A total of 284 patients were included between September 2020 and June 2021. The 1-year probability of persistence was 89.6% (86.1%-93.3%). The 1-year probability of persistence was also calculated according to prior biologic treatment, being 90.3% for biologic-naïve patients and 89.5% for patients who received one or more biologic therapies before guselkumab. Additionally, patients were also classified based on the frequency of the administration of guselkumab treatment; the 1-year probability of persistence was 91.9% in patients receiving guselkumab according to the Summary of Product Characteristics and 89.3% in patients with lengthened intervals of administration. After 1 year, PASI 90 was achieved by 56.4% of patients, IGA 0/1 response and BSA <3% were achieved by 65.5% and 77.8% of patients, respectively, and 65.8% achieved a minimal clinically significant difference (>4-point reduction) in the DLQI score at 1 year. Twenty-six adverse reactions (4 of them serious) were reported in 16 patients.
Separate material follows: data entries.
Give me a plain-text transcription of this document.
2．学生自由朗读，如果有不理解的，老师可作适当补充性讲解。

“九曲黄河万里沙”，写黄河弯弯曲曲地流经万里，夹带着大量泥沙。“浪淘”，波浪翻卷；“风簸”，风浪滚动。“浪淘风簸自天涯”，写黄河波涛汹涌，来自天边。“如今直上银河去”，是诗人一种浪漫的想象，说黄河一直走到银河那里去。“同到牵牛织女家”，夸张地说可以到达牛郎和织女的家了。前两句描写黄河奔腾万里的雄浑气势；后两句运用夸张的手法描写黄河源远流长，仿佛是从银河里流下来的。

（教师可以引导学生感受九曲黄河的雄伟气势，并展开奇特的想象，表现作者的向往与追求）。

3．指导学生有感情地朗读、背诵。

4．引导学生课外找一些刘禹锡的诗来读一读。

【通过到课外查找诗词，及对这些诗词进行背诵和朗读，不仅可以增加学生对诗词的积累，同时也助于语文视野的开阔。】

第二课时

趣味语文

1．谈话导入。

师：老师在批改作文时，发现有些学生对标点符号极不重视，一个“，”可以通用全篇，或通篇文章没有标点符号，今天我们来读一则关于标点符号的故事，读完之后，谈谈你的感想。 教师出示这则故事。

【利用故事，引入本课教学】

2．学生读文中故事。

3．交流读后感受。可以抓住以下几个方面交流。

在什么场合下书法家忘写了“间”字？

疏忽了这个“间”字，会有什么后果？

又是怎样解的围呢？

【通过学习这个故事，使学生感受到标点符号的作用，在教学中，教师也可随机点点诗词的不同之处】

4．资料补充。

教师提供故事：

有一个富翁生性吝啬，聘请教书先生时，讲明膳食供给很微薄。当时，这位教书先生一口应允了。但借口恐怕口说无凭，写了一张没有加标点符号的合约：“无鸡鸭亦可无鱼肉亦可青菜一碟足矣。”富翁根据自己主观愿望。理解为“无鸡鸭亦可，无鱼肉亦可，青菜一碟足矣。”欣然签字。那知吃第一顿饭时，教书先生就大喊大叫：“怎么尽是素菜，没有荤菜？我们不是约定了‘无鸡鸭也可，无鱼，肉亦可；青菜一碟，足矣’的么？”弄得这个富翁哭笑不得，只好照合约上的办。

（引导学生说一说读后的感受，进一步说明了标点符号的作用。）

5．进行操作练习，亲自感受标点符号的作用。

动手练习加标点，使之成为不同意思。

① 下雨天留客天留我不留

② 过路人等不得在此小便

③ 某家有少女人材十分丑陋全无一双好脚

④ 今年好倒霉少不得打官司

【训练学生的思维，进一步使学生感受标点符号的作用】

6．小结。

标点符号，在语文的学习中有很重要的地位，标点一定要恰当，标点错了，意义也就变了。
This study suggests that guselkumab has high persistence in real clinical practice in Spain, independently of the previous biologic treatments and changes in the frequency of treatment. Effectiveness and safety are consistent with previously published data.
古塞库单抗是一种单克隆抗体,可阻断白细胞介素-23通路,在治疗中度至重度斑块状银屑病方面具有已证实的疗效和耐受性。
评估古塞库单抗在西班牙实际临床实践中治疗中度至重度银屑病患者的持续性、有效性和安全性。
SPRING是一项IV期、回顾性和非干预性研究,分析在临床实践条件下至少在纳入研究前12个月开始使用古塞库单抗的中度至重度斑块状银屑病患者。主要终点是持续性(非持续性:停药或中断≥90天)。使用银屑病面积和严重程度指数(PASI)和研究者整体评估(IGA)评估有效性。还评估了皮肤病生活质量指数(DLQI)和安全性。
2020年9月至2021年6月期间共纳入284例患者。持续性的1年概率为89.6%(86.1%-93.3%)。还根据先前的生物治疗计算了持续性的1年概率,初治生物制剂患者为90.3%,在使用古塞库单抗之前接受过一种或多种生物治疗的患者为89.5%。此外,还根据古塞库单抗治疗给药频率对患者进行分类;根据产品特性摘要接受古塞库单抗治疗的患者持续性的1年概率为91.9%,给药间隔延长的患者为89.3%。1年后,56.4%的患者达到PASI 90,65.5%和77.8%的患者分别达到IGA 0/1反应和体表面积<3%,65.8%的患者在1年时DLQI评分达到最小临床显著差异(降低>4分)。16例患者报告了26例不良反应(其中4例严重)。
本研究表明,在西班牙的实际临床实践中,古塞库单抗具有较高的持续性,与先前的生物治疗和治疗频率变化无关。有效性和安全性与先前发表的数据一致。